BAB 7A : HEALING

201 102 332
                                    

HAPPY READING ALL~

Awas lu pake acara sedih-sedihan...
ga janji ye 🤐

"Lo ngomong apa barusan?!"

"R.a.r.a h.a.m.i.l." jawab Aksa pelan namun penuh penekanan.

"Gue laporin lo!"

Aku berjalan cepat menuju meja yang mana telpon rumah bertengger.
Entahlah. Setelah mendengarnya, hatiku tak karuan. Ada apa denganku sebenarnya?

"Eh, mau lo lapor ke mana hah?!" tanya Aksa bingung.

"Ke Oma!" sahutku.

"Apa-apaan lo! Ngapain jadi bawa-bawa Oma segala?!"

"Kenapa? Takut? Kalo gue nggak laporin ke Oma, lo pasti nggak mau tanggung jawab kan atas kehamilan Rara?" sambungku.

"Tapi bukan gue yang ngelakuin itu!" tegas Aksa.

"Halah... siapa lagi kalo bukan lo pacarnya."

Aku terus berjalan dan mengambil telpon rumah untuk segera menghubungi Oma. Tiba-tiba Aksa menyerobot mendahuluiku dan mengambil paksa telpon digenggamanku hingga kabel telpon terputus.

"Jangan bikin gue naik darah! Gue nggak mau nambah kacau pikiran gue sekarang." ucap Aksa dingin.

"Yang seharusnya ngomong gitu tuh gue! Bilang aja lo nggak mau tanggung jawab." geramku sambil menujuk wajah Aksa.

Mata Aksa yang sayu berubah melotot padaku. Alisnya menukik tajam seakan-akan siap menerkam. Satu tanganku yang menunjuk padanya seketika ditangkap dengan genggaman erat. Sangking eratnya, darah di pergelangan tanganku seakan tidak mengalir.

"UDAH GUE BILANG BUKAN GUE, BUKAN GUE! BAHKAN DI OTAK GUE NGGAK PERNAH KEPIKIRAN NYENTUH RARA, APALAGI NGEHAMILIN DIA!"

Aksa berjalan cepat memasuki kamar dan menutup pintu dengan keras.

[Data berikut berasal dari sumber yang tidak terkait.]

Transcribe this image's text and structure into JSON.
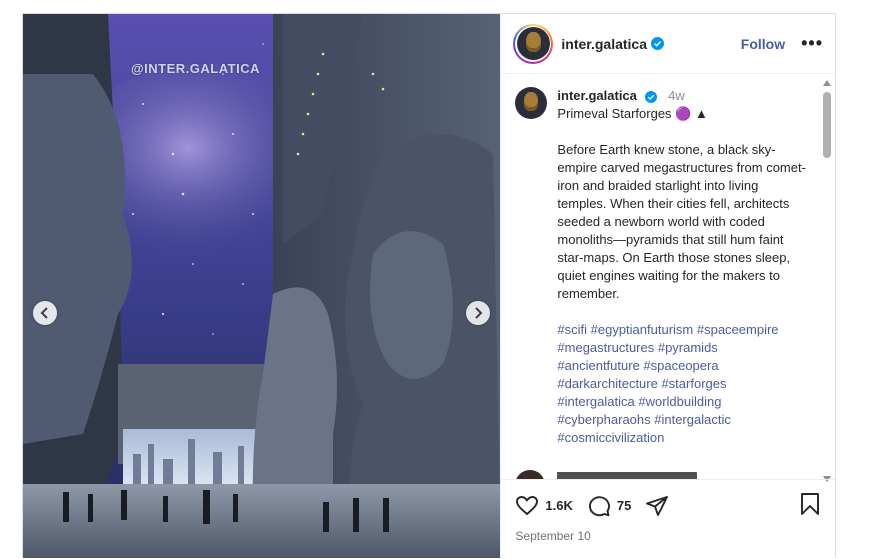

Tanganku yang semula digenggamnya erat, dihempas hingga meninggalkan bekas kemerahan. Jiplakan jari-jemarinya yang besar membentuk genggaman bulat sempurna di pergelanganku. Sakit, namun sulit dijelaskan.

Aku mematung beberapa saat. Teringat 2 hari lalu di otakku saat membuat kue ultah untuk Rara, pacar Aksa. Wajah Aksa begitu bahagia dan semangat membuatnya. Berharap dengan ekspetasi lebih saat memberikan kepada Rara, tapi kenyataannya? Bahkan kue itu sekarang tidak tersentuh sedikitpun oleh pemiliknya.

Hampir 2 hari setelah kejadian itu, Aksa hanya mengurung diri di kamar. Makanpun tidak. Beberapa kali aku mengetuk pintu untuk mengajaknya makan selalu tidak ada jawaban. Hening. Paginya, di hari ke-3 masih tidak ada kemunculan tanda-tanda kehidupan dari Aksa.

"Aksa... Bangun. Udah berapa hari lo ngurung diri. Nggak inget makan lo?" seruku sambil mengetuk pintu.

Hening. Masih saja hening. Tidak ada suara apapun di dalam kamar. Apa jangan-jangan ni orang mati???
Mati kelaperan?
Atau bunuh diri gara-gara putus cinta???

"AKSA, BANGUN! AKSA!" teriakku sambil menggedor-gedor pintu kamar.

Bukannya tidak melihat situasi, tapi sudah 3 hari dia mengurung diri. Kalau Aksa mati mungkin aja kan?

Tiba-tiba pintu kamar terbuka.

"APAAN SI LO BERISIK AMAT!" marah Aksa.

"Syukur ni orang masih hidup." gumamku.

Matanya sayu, kurus, rambutnya acak adul, bawah matanya hitam dan sedikit kemerahan. Baru kali ini aku melihat Aksa begini. Aku paham. Tanpa perlu dijelaskanpun Aksa sangat depresi sekarang. Tapi kalo sampai ngurung diri 3 hari namanya bunuh diri!!!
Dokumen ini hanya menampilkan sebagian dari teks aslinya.